What Kelsey is really saying here is the theory of the Third Way is really just a ruse, and in fact the Labour Alliance basically continued the "globalization agenda" which had previously led to New Zealand falling from 9th in OECD ranking in 1970 to 19th in 1999, when the Labour Alliance took over. Kelsey suggests that the real political theory embracing the Third Way is better understood through the writings of Anthony (Lord) Giddens.
Giddens' view of the politics of TTW: it is "above all an endeavour to respond to change" (Giddens, 2000). Change in the case of KiwiSaver is certainly linked with the Third Way, as it was apparent to the Labour Party and others in political leadership roles that too many New Zealanders were being left out in the cold when it comes to their ability by buy a home or plan for their retirement with financial security. In his book the Third Way and its Critics, Chapter 2, Giddens believes that Third way politics amounts to "modernizing social democracy" (Giddens, 29); indeed, it the politics of the Third Way does not "displace social justice" but indeed "represents the only effective means of pursuing those ideals today" (Giddens, 29). On page 32-33 of his chapter Giddens suggests that social democracies need to be modernized, and Third Way politics "is an attempt to carry further the reform process" that social democrats have begun. After conservatives like Ronald Reagan and Mrs. Thatcher set the stage, some leaders on the left became more prepared to "question orthodoxies" related to social justice - and therein lies the need for the Third Way (or Third way politics as Giddens likes to say).
While Maharey avoids using the Third Way theory (fearing it will be seen as a "label") and instead insists that the "new social democracy" can help refurbish the "welfare state," Giddens insists that TTW implies "a thorough-going programme of policy modernization... [Needed in order to] modernize the state and government, including the welfare state..."

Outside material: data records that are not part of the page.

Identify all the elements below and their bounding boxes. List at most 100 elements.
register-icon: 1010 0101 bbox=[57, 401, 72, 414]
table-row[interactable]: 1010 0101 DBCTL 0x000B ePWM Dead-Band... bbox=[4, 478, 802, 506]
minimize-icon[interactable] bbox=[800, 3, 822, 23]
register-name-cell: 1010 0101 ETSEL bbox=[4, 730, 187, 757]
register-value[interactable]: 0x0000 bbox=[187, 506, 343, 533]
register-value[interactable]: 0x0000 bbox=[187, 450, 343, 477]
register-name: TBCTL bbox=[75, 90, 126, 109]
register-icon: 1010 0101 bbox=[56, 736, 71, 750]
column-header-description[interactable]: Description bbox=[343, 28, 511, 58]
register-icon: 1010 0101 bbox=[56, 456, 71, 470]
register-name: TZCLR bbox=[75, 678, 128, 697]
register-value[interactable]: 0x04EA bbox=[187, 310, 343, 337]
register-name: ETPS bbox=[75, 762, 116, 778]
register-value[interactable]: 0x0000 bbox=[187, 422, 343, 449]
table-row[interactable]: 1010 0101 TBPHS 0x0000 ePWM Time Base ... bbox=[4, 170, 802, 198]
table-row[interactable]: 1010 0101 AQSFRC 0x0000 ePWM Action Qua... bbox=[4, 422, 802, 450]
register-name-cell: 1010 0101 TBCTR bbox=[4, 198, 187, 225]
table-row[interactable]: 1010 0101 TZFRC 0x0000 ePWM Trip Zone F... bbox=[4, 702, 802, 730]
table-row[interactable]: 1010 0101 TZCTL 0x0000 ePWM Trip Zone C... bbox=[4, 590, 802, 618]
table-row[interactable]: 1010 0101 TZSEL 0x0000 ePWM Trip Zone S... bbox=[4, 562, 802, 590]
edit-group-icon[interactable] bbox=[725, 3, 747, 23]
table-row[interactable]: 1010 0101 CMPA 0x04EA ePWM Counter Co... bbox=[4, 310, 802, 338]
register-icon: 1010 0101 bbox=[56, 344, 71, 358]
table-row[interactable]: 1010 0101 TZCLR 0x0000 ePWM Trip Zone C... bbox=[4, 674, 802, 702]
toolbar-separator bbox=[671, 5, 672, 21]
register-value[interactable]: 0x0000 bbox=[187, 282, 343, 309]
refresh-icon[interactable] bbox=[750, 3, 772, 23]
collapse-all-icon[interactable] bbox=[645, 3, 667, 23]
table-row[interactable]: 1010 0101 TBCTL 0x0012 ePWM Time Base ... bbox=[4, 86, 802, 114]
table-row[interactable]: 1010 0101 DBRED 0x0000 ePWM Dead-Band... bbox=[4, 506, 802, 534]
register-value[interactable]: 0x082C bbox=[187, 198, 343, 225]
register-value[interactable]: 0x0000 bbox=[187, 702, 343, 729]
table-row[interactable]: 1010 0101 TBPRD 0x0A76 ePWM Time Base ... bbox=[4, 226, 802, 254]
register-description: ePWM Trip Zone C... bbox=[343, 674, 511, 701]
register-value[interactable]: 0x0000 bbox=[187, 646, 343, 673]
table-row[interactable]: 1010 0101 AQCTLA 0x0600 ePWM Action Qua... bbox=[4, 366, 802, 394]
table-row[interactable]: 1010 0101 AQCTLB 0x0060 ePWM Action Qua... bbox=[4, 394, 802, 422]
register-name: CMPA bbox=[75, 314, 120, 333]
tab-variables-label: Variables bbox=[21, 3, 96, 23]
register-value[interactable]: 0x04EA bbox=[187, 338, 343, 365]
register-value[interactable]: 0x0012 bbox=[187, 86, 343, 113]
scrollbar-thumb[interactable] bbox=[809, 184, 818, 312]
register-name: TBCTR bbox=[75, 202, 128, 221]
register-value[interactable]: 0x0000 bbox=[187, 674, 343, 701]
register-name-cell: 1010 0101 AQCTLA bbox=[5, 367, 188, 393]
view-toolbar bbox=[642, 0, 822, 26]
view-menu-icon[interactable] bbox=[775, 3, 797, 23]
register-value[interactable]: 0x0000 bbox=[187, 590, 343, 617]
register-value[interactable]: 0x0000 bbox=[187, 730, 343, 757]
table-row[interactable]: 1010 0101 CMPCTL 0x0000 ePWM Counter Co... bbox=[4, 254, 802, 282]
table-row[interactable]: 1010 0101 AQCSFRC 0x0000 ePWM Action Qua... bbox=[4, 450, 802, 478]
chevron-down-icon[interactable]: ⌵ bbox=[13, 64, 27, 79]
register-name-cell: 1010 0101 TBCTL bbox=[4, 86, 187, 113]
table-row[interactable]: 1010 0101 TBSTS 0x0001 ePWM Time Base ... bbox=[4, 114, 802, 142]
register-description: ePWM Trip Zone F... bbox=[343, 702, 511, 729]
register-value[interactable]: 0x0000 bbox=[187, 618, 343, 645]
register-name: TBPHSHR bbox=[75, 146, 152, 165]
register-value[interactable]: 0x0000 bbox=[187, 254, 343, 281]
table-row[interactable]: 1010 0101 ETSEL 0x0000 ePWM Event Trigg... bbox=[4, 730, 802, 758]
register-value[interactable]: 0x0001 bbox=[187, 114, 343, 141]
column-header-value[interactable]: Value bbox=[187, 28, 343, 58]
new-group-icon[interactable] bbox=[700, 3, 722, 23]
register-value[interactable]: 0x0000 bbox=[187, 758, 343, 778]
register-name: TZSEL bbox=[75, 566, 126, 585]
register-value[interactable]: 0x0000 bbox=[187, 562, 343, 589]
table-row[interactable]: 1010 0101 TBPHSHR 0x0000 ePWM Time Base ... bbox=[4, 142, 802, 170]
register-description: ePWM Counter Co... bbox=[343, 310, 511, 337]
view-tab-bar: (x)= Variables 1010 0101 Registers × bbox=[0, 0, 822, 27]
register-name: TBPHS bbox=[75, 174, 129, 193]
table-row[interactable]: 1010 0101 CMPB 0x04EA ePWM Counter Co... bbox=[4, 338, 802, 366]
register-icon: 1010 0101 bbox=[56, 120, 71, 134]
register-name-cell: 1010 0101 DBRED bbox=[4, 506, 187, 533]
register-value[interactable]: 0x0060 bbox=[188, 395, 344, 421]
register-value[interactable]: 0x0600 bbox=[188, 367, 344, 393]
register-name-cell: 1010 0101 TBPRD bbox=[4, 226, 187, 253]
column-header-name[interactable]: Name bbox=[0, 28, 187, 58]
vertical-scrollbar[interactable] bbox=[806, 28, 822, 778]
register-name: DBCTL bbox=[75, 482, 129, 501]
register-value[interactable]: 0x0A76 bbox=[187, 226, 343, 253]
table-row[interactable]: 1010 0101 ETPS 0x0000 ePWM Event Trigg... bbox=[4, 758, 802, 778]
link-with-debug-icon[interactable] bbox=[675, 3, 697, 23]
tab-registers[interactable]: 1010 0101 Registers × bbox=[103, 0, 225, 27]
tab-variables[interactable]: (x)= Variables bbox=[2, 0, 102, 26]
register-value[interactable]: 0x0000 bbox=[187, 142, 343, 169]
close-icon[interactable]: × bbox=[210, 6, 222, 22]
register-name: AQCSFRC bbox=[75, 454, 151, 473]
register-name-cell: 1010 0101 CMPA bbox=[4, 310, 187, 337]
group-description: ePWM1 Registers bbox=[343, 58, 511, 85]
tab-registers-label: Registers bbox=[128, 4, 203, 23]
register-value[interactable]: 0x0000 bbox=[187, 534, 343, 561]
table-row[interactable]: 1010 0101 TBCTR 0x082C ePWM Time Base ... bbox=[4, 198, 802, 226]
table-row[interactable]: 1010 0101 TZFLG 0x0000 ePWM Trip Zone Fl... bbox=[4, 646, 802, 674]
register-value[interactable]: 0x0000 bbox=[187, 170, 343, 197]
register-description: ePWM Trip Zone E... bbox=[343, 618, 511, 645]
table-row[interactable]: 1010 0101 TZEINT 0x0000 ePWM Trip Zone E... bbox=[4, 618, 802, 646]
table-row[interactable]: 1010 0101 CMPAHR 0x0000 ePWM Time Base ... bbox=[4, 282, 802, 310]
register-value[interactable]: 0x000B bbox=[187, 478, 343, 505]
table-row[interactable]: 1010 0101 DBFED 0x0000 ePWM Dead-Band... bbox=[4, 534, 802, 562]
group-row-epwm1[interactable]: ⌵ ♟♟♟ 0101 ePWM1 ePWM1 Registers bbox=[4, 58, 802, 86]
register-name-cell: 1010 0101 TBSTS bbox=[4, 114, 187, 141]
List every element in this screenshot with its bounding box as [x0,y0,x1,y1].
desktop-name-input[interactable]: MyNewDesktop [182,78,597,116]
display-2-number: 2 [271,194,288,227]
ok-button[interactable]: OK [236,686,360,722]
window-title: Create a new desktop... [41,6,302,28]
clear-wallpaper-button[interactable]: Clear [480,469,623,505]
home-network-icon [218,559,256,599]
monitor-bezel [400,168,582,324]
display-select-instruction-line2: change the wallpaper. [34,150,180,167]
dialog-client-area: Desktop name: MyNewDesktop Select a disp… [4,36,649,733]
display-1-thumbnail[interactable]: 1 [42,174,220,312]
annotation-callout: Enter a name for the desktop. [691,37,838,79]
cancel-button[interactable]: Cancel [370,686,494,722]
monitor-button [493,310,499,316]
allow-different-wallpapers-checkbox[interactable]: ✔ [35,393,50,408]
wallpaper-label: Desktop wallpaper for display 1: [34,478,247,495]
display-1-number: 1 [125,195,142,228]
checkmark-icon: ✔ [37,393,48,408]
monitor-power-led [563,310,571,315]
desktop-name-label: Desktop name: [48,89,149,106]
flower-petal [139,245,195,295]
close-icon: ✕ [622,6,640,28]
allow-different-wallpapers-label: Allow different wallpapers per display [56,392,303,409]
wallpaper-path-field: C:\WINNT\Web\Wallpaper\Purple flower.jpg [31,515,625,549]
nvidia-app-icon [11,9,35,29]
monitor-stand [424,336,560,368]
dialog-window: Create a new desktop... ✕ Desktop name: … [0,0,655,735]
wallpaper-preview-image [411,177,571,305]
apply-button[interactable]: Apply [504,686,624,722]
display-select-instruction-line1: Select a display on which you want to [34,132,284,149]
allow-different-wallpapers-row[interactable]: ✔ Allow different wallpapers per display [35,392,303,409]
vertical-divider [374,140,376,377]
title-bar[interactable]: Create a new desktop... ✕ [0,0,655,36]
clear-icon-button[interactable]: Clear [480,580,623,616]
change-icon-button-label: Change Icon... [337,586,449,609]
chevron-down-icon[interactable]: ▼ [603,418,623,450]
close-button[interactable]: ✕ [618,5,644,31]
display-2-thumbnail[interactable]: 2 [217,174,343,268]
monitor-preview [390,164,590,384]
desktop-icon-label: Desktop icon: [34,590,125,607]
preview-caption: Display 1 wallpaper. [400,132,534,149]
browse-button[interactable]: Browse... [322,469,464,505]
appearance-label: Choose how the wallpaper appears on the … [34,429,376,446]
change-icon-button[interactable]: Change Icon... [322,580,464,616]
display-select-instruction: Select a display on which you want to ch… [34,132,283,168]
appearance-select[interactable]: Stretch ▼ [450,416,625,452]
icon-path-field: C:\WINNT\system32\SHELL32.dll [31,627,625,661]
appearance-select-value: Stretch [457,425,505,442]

And Giddens is careful to point out on page 39 that pension reform leads to questions about social justice, and this is where TTW comes in. The Third Way is certainly a left-leaning theory, but moreover TTW is about "breaking with the established leftist doctrines" where they have failed to produce positive results. Indeed, when considering pension reform, many aging issues come to the front, such as, "How can we ensure that older people don't live in poverty?" And on page 48 of his essay, Giddens notes that discussions of social justice need to include the issue of crime. Third way politicians, he goes on, are correct to point to "the hypocrisy of the traditional left," many of whom push the crime issue off the table of reform and link crime with "other social problems." The Third Way considers "liberty" at the "forefront" when talking about crime, because solutions like surveillance and "saturation policing" butt up against personal liberties.